La protection et la garantie générale de toutes les propriétés, envers et contre tous les usurpateurs du dedans ou du dehors, étant le but du pacte social, il emporte, comme on a vu, le devoir de contribuer de ses forces à l’exécution de ce dessein. Par conséquent l’obligation de veiller à la sûreté commune, et de repousser les auteurs des attentats. L’un et l’autre soin peuvent détourner du travail de cultiver, et troubler le plaisir de jouir tranquillement des fruits qu’il a procurés : il est donc naturel que le cultivateur donne avec satisfaction, avec avantage, une portion de ses fruits disponibles (c’est-à-dire qui ne sont pas nécessaires à sa subsistance), pour appliquer une partie des hommes disponibles à veiller et repousser l’usurpation. Cet ordre est évidemment un bien pour les uns et pour les autres.
L’autorité souveraine, ou la puissance publique, tutélaire et protectrice des propriétés, acquiert donc, par cette institution, un revenu spécial, et des hommes spécialement dévoués au devoir de la protection, entretenus par cette même portion des fruits disponibles. Jusqu’alors, les mêmes hommes étaient chargés du double soin, de travailler pour faire valoir leurs propriétés, de veiller et de faire effort pour les défendre. Mais, il n’est pas moins certain que le devoir principal de veiller sur toute la société à la fois, tant aux extrémités que dans l’intérieur ; que le droit de convoquer des forces suffisantes pour repousser chaque usurpation, et de diriger l’emploi de ces forces, a dû exister dès le premier moment de la formation des sociétés, et en vertu du pacte fondamental.

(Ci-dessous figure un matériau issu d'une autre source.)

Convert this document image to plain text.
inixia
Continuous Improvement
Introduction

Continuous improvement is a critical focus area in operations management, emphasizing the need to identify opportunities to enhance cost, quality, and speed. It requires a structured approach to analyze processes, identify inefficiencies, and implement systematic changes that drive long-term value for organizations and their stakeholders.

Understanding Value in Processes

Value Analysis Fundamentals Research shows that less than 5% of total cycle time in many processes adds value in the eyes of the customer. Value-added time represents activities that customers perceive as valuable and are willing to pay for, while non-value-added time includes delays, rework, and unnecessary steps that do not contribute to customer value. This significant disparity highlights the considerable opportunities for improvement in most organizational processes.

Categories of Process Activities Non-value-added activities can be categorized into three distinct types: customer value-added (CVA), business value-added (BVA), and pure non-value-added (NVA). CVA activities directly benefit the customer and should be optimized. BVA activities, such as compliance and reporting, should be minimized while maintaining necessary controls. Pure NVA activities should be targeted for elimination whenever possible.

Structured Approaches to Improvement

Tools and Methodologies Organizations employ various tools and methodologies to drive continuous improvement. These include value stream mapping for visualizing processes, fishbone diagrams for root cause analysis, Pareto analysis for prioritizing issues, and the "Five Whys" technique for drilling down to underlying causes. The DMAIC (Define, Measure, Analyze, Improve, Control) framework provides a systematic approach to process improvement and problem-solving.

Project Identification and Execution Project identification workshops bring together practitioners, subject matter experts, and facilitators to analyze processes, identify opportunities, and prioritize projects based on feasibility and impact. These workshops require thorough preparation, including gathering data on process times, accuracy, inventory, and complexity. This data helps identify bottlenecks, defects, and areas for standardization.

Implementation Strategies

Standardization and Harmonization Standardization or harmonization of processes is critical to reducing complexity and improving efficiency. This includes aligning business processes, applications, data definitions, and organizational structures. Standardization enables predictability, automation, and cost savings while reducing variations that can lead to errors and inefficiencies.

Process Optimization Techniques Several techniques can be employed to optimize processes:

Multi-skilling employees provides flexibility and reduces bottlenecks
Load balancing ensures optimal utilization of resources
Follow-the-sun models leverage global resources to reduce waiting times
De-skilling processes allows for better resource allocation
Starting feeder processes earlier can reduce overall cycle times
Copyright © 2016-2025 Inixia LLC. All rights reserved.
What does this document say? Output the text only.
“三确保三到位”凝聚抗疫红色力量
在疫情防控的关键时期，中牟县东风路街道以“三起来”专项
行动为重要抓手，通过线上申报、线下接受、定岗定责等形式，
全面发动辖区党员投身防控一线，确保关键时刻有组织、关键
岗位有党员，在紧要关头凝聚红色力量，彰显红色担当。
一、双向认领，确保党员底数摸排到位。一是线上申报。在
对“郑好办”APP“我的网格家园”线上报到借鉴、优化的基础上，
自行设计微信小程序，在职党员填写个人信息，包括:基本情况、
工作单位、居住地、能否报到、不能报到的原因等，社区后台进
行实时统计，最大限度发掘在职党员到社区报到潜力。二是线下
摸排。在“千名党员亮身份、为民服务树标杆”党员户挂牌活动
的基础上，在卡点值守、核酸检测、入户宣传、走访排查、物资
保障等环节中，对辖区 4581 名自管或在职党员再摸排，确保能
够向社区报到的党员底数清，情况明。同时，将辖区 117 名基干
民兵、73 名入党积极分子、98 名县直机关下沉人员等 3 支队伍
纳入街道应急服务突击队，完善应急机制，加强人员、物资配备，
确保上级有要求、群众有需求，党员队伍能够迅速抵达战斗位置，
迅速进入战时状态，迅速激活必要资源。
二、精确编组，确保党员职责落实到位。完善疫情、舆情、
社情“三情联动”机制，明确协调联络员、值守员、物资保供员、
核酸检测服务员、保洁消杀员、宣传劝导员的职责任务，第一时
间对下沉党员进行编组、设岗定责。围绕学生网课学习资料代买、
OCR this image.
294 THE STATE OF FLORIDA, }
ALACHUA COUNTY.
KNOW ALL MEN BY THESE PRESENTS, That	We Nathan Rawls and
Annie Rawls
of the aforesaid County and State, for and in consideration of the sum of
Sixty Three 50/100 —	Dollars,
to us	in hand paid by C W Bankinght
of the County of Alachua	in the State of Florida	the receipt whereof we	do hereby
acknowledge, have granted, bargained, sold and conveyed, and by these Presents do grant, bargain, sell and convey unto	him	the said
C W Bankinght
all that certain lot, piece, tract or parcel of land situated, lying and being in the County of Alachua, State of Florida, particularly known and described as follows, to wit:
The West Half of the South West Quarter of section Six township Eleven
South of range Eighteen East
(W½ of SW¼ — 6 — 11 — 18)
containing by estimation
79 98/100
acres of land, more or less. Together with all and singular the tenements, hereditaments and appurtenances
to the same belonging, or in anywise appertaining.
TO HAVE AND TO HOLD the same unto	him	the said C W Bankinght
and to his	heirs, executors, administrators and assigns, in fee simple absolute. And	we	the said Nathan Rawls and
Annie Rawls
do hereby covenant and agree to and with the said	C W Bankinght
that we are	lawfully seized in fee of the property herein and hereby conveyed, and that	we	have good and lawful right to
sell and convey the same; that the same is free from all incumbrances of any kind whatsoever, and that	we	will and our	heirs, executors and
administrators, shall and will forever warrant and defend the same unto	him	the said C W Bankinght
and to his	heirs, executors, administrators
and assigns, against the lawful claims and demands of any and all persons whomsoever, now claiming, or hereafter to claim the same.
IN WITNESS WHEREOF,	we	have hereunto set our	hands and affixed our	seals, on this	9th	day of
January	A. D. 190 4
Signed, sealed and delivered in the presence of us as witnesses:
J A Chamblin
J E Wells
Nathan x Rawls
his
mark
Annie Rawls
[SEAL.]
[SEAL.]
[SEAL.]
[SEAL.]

La puissance souveraine, qui consiste dans ce devoir et dans ce droit, est donc nécessairement créée par la première convention. Nous disons exprès créée ; car il est évident qu’elle n’existait pas, et qu’elle n’est ni le résultat, ni l’assemblage des propriétés et des forces mises en dépôt, comme on a coutume de le dire.
Mais c’est l’obligation de conserver toutes ces propriétés, qui suppose le pouvoir d’y employer des moyens suffisants. De là vient que la puissance doit être une, irrésistible et supérieure à toute force, à toute volonté particulière.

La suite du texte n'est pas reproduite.